Excellent. The last part gives me lots of confidence because I'm told often that I have great passion for coding and learning.
Technical interview questions are my weak spot. I've spent quite a few hours understanding the concepts I'm expected to know and actually still working on it now. Coding some examples to coincide with the answers I'll give.
Originally Posted by: Zero2Cool
OK, hot tip #2. Have you done any side projects? Heck, print them out and bring them to interviews.
I worked in a company a long time ago where I had to do a lot of Perl tools. That company no longer exists so they lost their copyrights to the tools I wrote.

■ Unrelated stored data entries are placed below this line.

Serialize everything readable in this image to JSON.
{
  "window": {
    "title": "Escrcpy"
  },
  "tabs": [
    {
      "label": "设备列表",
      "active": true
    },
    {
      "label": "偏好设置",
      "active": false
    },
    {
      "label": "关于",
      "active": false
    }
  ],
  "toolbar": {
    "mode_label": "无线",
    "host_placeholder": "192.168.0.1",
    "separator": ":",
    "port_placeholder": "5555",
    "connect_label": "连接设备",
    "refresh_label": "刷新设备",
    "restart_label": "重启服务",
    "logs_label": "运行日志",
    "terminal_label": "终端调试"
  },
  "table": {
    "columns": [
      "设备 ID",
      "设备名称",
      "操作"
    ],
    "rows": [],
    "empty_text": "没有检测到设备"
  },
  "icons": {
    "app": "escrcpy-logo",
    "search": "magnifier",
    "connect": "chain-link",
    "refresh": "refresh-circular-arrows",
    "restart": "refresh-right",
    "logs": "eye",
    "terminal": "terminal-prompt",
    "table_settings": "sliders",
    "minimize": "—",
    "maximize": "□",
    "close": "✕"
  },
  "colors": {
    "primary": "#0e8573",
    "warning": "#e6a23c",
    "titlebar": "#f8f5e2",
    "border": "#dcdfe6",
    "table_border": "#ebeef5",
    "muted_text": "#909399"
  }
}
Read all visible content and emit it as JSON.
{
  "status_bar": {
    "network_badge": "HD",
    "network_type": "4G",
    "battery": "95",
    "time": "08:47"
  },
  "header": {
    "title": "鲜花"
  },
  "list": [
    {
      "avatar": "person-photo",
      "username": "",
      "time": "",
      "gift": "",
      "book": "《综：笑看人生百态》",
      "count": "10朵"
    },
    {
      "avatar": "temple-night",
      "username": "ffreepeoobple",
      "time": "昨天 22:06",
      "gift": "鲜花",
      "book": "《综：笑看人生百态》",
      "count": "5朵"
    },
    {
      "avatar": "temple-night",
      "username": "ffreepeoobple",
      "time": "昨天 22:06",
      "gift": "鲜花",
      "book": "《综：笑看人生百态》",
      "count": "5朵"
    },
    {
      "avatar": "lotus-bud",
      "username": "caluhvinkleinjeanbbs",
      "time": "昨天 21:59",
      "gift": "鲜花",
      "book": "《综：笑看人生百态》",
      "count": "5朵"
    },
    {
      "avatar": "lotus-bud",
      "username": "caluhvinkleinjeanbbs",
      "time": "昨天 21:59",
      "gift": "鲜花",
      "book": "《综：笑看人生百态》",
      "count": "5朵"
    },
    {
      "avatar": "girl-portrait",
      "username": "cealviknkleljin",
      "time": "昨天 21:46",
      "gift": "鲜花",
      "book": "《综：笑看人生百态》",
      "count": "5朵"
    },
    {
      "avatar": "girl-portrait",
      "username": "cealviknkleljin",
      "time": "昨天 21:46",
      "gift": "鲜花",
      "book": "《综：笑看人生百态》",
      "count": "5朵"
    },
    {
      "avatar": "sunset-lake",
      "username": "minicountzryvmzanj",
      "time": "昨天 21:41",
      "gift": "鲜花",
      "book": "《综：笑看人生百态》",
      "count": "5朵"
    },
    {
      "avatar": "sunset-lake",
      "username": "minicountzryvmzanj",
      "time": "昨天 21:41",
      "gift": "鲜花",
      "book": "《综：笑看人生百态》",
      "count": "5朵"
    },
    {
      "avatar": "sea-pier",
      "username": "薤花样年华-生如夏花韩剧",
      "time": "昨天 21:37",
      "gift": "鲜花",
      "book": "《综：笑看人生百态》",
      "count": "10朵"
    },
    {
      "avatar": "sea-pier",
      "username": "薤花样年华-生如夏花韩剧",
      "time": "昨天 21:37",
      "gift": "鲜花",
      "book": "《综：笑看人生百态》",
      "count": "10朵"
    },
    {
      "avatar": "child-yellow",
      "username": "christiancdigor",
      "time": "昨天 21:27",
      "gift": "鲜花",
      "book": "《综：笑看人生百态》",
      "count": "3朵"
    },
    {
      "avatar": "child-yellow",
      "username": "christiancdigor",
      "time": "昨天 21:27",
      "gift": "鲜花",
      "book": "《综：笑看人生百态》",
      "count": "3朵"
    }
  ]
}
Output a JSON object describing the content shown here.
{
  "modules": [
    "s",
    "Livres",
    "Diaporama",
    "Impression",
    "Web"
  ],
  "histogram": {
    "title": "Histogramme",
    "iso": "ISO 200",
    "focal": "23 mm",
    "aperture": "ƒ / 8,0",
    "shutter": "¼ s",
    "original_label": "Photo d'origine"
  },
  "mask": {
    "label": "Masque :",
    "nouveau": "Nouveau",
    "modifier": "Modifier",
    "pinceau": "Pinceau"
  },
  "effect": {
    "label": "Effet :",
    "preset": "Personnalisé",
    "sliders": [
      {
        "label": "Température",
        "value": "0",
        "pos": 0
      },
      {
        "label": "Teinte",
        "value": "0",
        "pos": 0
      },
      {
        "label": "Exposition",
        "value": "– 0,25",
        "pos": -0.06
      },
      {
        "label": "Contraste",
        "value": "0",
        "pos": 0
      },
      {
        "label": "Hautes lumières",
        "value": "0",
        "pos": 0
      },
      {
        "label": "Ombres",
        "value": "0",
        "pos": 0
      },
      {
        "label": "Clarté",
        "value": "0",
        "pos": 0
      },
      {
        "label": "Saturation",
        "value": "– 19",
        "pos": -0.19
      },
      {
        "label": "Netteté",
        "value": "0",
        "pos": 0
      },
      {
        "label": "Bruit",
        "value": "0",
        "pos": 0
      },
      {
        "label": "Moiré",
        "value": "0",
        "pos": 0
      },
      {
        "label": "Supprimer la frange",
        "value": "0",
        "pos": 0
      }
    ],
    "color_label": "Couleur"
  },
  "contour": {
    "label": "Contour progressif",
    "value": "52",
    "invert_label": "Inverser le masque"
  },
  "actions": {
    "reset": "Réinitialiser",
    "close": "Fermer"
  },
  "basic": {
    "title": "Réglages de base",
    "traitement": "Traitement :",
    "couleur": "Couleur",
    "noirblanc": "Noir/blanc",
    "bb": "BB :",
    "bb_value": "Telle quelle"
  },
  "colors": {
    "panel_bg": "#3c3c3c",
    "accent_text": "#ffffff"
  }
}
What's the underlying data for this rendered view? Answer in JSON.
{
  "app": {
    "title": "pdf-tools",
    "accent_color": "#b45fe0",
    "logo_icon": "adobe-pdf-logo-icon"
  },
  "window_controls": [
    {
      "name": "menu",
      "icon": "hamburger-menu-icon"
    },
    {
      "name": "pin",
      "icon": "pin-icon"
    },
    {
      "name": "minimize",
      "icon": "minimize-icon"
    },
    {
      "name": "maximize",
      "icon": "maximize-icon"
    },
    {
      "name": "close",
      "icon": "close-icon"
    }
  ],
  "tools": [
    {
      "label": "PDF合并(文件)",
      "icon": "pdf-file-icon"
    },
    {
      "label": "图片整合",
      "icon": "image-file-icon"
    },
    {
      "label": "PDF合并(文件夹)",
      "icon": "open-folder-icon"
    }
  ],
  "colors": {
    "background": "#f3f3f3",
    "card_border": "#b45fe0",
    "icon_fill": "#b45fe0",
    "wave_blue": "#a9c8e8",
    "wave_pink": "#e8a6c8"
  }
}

I can't code in Perl nowadays, but if I had to do it, I'll get it back in a few weeks. (I've been a UNIX Admin, not a coder since the early 00s). So I print out those tools and bring them to interviews. I say "I can't do this right now, but I've done this in the past and if I had to, I can re-learn how to do it again. I just got cobwebs because it's been since the dot com days when I coded in this language."
They eat it up every time because it's real. I got people who will vouch that I was the guy who wrote the tools.
So yeah, print up shit and bring it to interviews. Show them what you've done in the past and make a point that you LOVE doing this stuff and you're only going to get better.
Most importantly, show PASSION. Show that you LOVE doing this stuff. Passion leads to excellence.